In spite of praying prayers of specificity, the plate before the supplicant remains empty. And the plate has been empty for a long time.
The scriptures say that no person who puts a hand on the plow and looks back is fit for the kingdom of God, so I don’t look back. I look up. I strain to see God, looking up, and I don’t see her …but I know she’s there. And how about this: even though I don’t see her, I am not about to look BACK or take my hand off the plow.
But really, this “waiting- for -the -answer” time has been longer than long. It has been protracted.
I say to my friends that I am on punishment. God is chastising me for something. When I look back over my life, I can see reason why God might want to do that …
But this “punishment” has gone on a little long, even by what I have come to know as God’s standards. “Kairos,” or God’s time, is not supposed to be a time of suspended anticipation, is it?
I don’t ask God for much. Maybe that’s the problem. Maybe I should have been asking God for more all along. But I didn’t and I don’t, and maybe that’s why this particular prayer is taking so long to be heard. Maybe God doesn’t know my voice, or maybe God thinks I don’t really need what I am asking for.
How wrong you are, God. How wrong you are.
I am in spiritual labor, but the baby will not move down into the birth canal. That’s the best way to describe this. I am having contractions. I know the answer is there and it wants to come … but it will not. And, like physical labor, spiritual labor hurts.
But the process must continue; a birth will happen.
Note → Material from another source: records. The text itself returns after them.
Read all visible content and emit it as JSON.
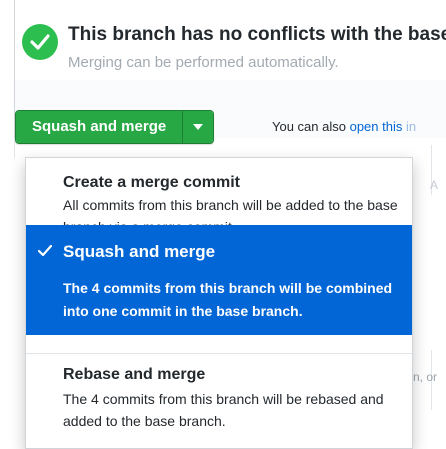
{
  "status": {
    "title": "This branch has no conflicts with the base",
    "subtitle": "Merging can be performed automatically."
  },
  "merge_button": {
    "label": "Squash and merge"
  },
  "also_text": {
    "prefix": "You can also ",
    "link": "open this",
    "faded": " in"
  },
  "menu": {
    "items": [
      {
        "title": "Create a merge commit",
        "description": "All commits from this branch will be added to the base branch via a merge commit.",
        "selected": false
      },
      {
        "title": "Squash and merge",
        "description": "The 4 commits from this branch will be combined into one commit in the base branch.",
        "selected": true
      },
      {
        "title": "Rebase and merge",
        "description": "The 4 commits from this branch will be rebased and added to the base branch.",
        "selected": false
      }
    ]
  },
  "background_fragments": {
    "right_mid": "A",
    "right_bottom": "n, or"
  },
  "colors": {
    "success": "#28a745",
    "check_circle": "#2cbe4e",
    "selected_bg": "#0366d6",
    "link": "#0366d6"
  },
  "icons": {
    "status": "check-circle-icon",
    "caret": "triangle-down-icon",
    "selected": "check-icon"
  }
}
Seeds of God’s love and promises have been planted in my very soul, and we know that in the parable of the sower, it is made clear that seeds planted will indeed yield a harvest.
So, I wait and push and wait and sit in silence and let God push and pull as the head of this birthing process… I moan sometimes, but actually, now I am so tired that hardly a sound can come from me. It’s been too long.
The good thing about this is that I, as a pastor, can share this experience with others. Whenever someone looks at me with confusion, wondering where God is, I will be able to say, “Well, sometimes, God … ” and can add the bits and pieces of my own labor without divulging the details.
But I have to say that I am not impressed with this wait. So, today I will be in prayer in a deeper way… so that if there is anything I missed in cleaning myself out I can fix, so that those spaces can be filled with God.
I will do that because those spaces so need to be filled with God’s answer, presence and peace.
That is … a personal candid observation.